Adding a Global Deny All Policy

This procedure creates a policy that denies access to the OWA resources to all groups, except groups configured with an explicit Permit policy.

The Secure Mobile Access default policy is Allow All. To have more granular control, we add a Deny All policy here. Later, we can add Permit policies for each group, one at a time.

1. Navigate to the Users > Local Users page.

   

2. Click Edit in the Global Policies row. The Edit Global Policies window appears.
3. In the Edit Global Policies window, click the Policies tab.
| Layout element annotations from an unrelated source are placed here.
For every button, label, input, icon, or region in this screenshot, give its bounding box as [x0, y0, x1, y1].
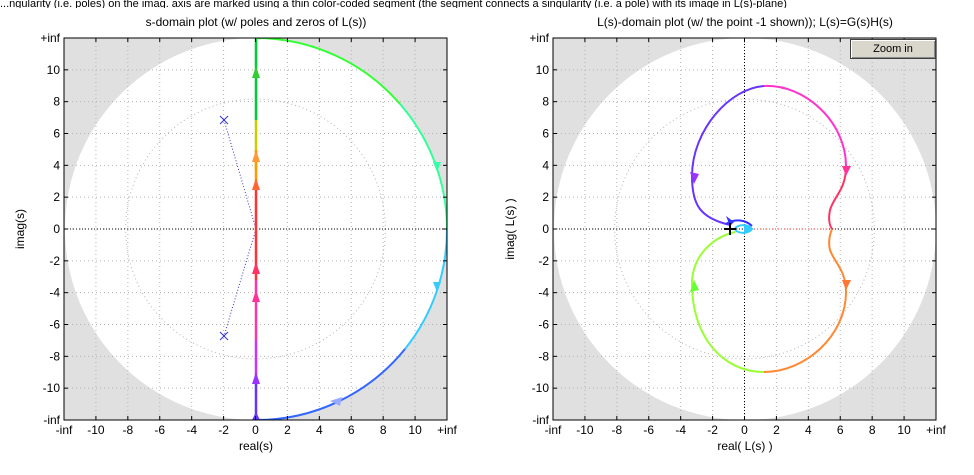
arrow-icon: [252, 372, 260, 384]
x-tick-label: 8: [869, 423, 876, 437]
y-tick-label: -2: [49, 254, 60, 268]
x-tick-label: -6: [643, 423, 654, 437]
L-domain-plot: -inf +inf -10 10 -8 8 -6 6 -4 4 -2 2 0 0 2 -2 4 -4 6 -6 8 -8 1…: [503, 15, 947, 453]
x-tick-label: 2: [773, 423, 780, 437]
arrow-icon: [433, 162, 441, 172]
y-axis-label: imag(s): [13, 209, 27, 249]
y-tick-label: 0: [542, 222, 549, 236]
nyquist-curve: [725, 219, 753, 227]
x-tick-label: -6: [154, 423, 165, 437]
plot-title: L(s)-domain plot (w/ the point -1 shown)…: [597, 15, 893, 29]
tick-marks: -inf +inf -10 10 -8 8 -6 6 -4 4 -2 2 0 0 2 -2 4 -4 6 -6 8 -8 1…: [40, 31, 457, 437]
x-tick-label: 6: [348, 423, 355, 437]
y-tick-label: +inf: [40, 31, 60, 45]
x-tick-label: -inf: [56, 423, 73, 437]
x-tick-label: -10: [87, 423, 105, 437]
contour-arc: [255, 38, 401, 105]
y-tick-label: 8: [53, 95, 60, 109]
grid-lines: [553, 38, 936, 420]
arrow-icon: [842, 280, 851, 290]
y-tick-label: 6: [542, 127, 549, 141]
arrow-icon: [252, 66, 260, 78]
arrow-icon: [252, 150, 260, 162]
x-tick-label: -4: [186, 423, 197, 437]
y-tick-label: -2: [538, 254, 549, 268]
x-tick-label: 8: [380, 423, 387, 437]
x-mark-icon: [219, 115, 229, 125]
y-tick-label: 4: [53, 158, 60, 172]
x-tick-label: 4: [805, 423, 812, 437]
y-tick-label: -8: [49, 349, 60, 363]
x-tick-label: +inf: [437, 423, 457, 437]
y-tick-label: 0: [53, 222, 60, 236]
x-tick-label: -4: [675, 423, 686, 437]
tick-marks: -inf +inf -10 10 -8 8 -6 6 -4 4 -2 2 0 0 2 -2 4 -4 6 -6 8 -8 1…: [529, 31, 946, 437]
y-tick-label: -inf: [43, 413, 60, 427]
nyquist-curve: [763, 84, 847, 167]
x-tick-label: +inf: [926, 423, 946, 437]
arrow-icon: [690, 172, 699, 184]
y-tick-label: -10: [43, 381, 61, 395]
s-domain-plot: -inf +inf -10 10 -8 8 -6 6 -4 4 -2 2 0 0 2 -2 4 -4 6 -6 8 -8 1…: [13, 15, 458, 453]
nyquist-curve: [763, 228, 848, 373]
y-tick-label: 10: [536, 63, 550, 77]
x-tick-label: -8: [611, 423, 622, 437]
y-tick-label: 8: [542, 95, 549, 109]
x-tick-label: 10: [408, 423, 422, 437]
y-tick-label: 4: [542, 158, 549, 172]
x-axis-label: real( L(s) ): [717, 439, 772, 453]
arrow-icon: [726, 216, 734, 226]
x-tick-label: 2: [284, 423, 291, 437]
nyquist-curve: [828, 165, 847, 230]
y-tick-label: 2: [53, 190, 60, 204]
y-tick-label: -6: [538, 318, 549, 332]
x-tick-label: -inf: [545, 423, 562, 437]
y-tick-label: 10: [47, 63, 61, 77]
contour-arc: [404, 229, 447, 350]
arrow-icon: [744, 224, 752, 234]
x-tick-label: 6: [837, 423, 844, 437]
y-tick-label: -inf: [532, 413, 549, 427]
x-tick-label: 0: [741, 423, 748, 437]
x-tick-label: -10: [576, 423, 594, 437]
zoom-in-button[interactable]: Zoom in: [850, 39, 936, 59]
y-tick-label: -4: [49, 286, 60, 300]
arrow-icon: [433, 282, 441, 292]
arrow-icon: [690, 280, 699, 292]
y-tick-label: -8: [538, 349, 549, 363]
nyquist-curve: [690, 85, 765, 226]
x-axis-label: real(s): [239, 439, 273, 453]
y-tick-label: +inf: [529, 31, 549, 45]
caption-text: ...ngularity (i.e. poles) on the imag. a…: [0, 0, 787, 8]
plot-title: s-domain plot (w/ poles and zeros of L(s…: [146, 15, 367, 29]
x-tick-label: 10: [897, 423, 911, 437]
y-axis-label: imag( L(s) ): [503, 198, 517, 259]
x-tick-label: 4: [316, 423, 323, 437]
y-tick-label: -10: [532, 381, 550, 395]
x-tick-label: -2: [707, 423, 718, 437]
y-tick-label: 6: [53, 127, 60, 141]
x-tick-label: -2: [218, 423, 229, 437]
x-tick-label: 0: [252, 423, 259, 437]
arrow-icon: [252, 262, 260, 274]
arrow-icon: [842, 166, 851, 176]
x-tick-label: -8: [122, 423, 133, 437]
arrow-icon: [330, 397, 342, 406]
x-mark-icon: [219, 331, 229, 341]
arrow-icon: [252, 178, 260, 190]
y-tick-label: -6: [49, 318, 60, 332]
y-tick-label: -4: [538, 286, 549, 300]
plus-icon: [724, 223, 736, 235]
y-tick-label: 2: [542, 190, 549, 204]
arrow-icon: [252, 290, 260, 302]
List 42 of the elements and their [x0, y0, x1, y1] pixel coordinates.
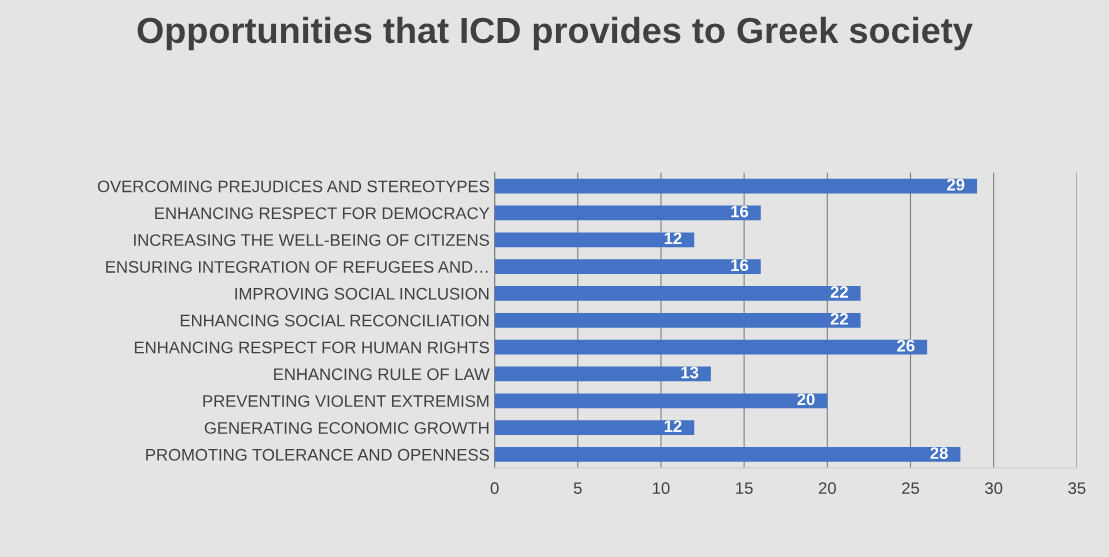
y-tick-label: PREVENTING VIOLENT EXTREMISM: [203, 395, 489, 407]
bar: [494, 259, 761, 274]
data-label: 16: [731, 205, 749, 218]
data-label: 20: [797, 393, 815, 406]
y-tick-label: ENHANCING RESPECT FOR HUMAN RIGHTS: [134, 341, 489, 354]
data-label: 22: [830, 286, 848, 298]
bar: [494, 366, 711, 382]
bar: [494, 393, 828, 409]
x-tick-label: 20: [818, 482, 836, 495]
y-tick-label: OVERCOMING PREJUDICES AND STEREOTYPES: [97, 180, 489, 193]
x-tick-label: 15: [736, 482, 753, 495]
bar: [494, 205, 761, 221]
chart-title: Opportunities that ICD provides to Greek society: [137, 16, 973, 51]
bar: [494, 312, 861, 328]
data-label: 12: [664, 420, 682, 432]
x-tick-label: 25: [902, 482, 920, 495]
y-tick-label: ENSURING INTEGRATION OF REFUGEES AND…: [106, 261, 488, 273]
bar: [494, 232, 695, 248]
bar: [494, 286, 861, 301]
data-label: 29: [947, 178, 965, 191]
y-tick-label: GENERATING ECONOMIC GROWTH: [204, 422, 489, 434]
data-label: 16: [731, 259, 749, 272]
y-tick-label: INCREASING THE WELL-BEING OF CITIZENS: [134, 234, 489, 246]
y-tick-label: PROMOTING TOLERANCE AND OPENNESS: [146, 448, 489, 461]
y-tick-label: ENHANCING SOCIAL RECONCILIATION: [180, 314, 489, 327]
data-label: 13: [681, 366, 699, 379]
bar: [494, 447, 961, 462]
y-tick-label: IMPROVING SOCIAL INCLUSION: [235, 287, 489, 300]
x-tick-label: 5: [573, 482, 582, 495]
y-tick-label: ENHANCING RULE OF LAW: [274, 368, 490, 381]
bar: [494, 339, 928, 355]
y-tick-label: ENHANCING RESPECT FOR DEMOCRACY: [155, 207, 490, 220]
data-label: 22: [830, 312, 848, 325]
data-label: 26: [897, 339, 915, 352]
x-tick-label: 35: [1068, 482, 1086, 495]
data-label: 28: [930, 447, 948, 459]
bar: [494, 178, 978, 194]
x-tick-label: 10: [652, 482, 670, 495]
x-tick-label: 0: [490, 482, 499, 495]
x-tick-label: 30: [985, 482, 1003, 495]
bar: [494, 420, 695, 435]
data-label: 12: [664, 232, 682, 245]
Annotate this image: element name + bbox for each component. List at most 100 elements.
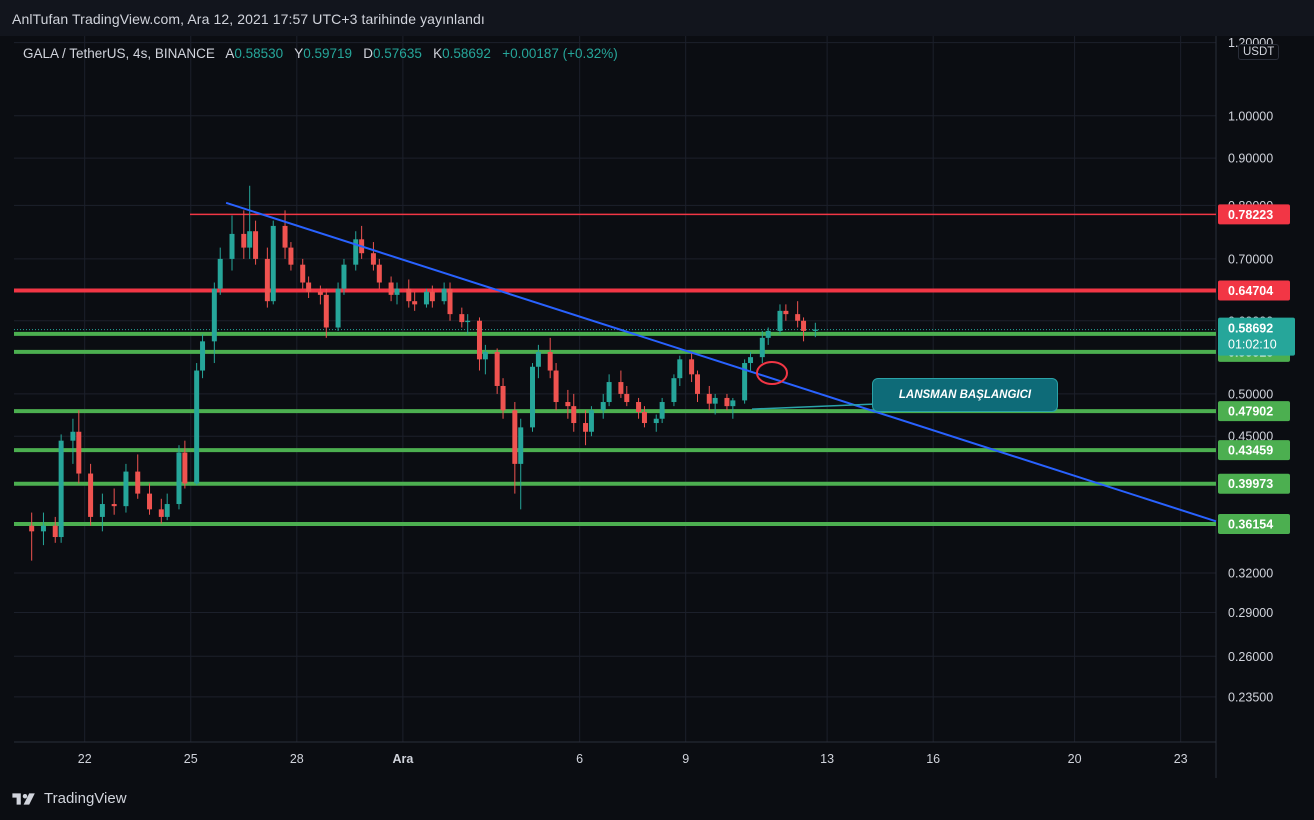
x-tick-label: Ara xyxy=(392,752,414,766)
y-tick-label: 0.26000 xyxy=(1228,650,1273,664)
candle-body xyxy=(618,382,624,394)
candle-body xyxy=(677,359,683,379)
candle-body xyxy=(99,504,105,517)
candle-body xyxy=(200,341,206,371)
candle-body xyxy=(217,258,223,289)
candle-body xyxy=(653,418,659,424)
candle-body xyxy=(748,357,754,364)
candle-body xyxy=(40,525,46,532)
candle-body xyxy=(317,291,323,295)
candle-body xyxy=(518,427,524,464)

4. Click Add Policy. The Add Policy window appears.

   

5. Select IP Network from the Apply Policy To drop-down menu.
6. In the Policy Name field, type the descriptive name IP Network Deny All.
7. In the IP Network Address field, type the network address, 10.200.1.0.
8. In the Subnet Mask field, type the mask in decimal format, 255.255.255.0.
9. In the Protocol drop-down, select your protocol.
10. In the Port Range/Port Number field, enter your port number or port range.
11. In the Service drop-down menu, select All Services.
12. In the Status drop-down menu, select Allow.
13. Click Submit.

14. In the Edit Global Policies window, verify the IP Network Deny All policy settings and then click Submit.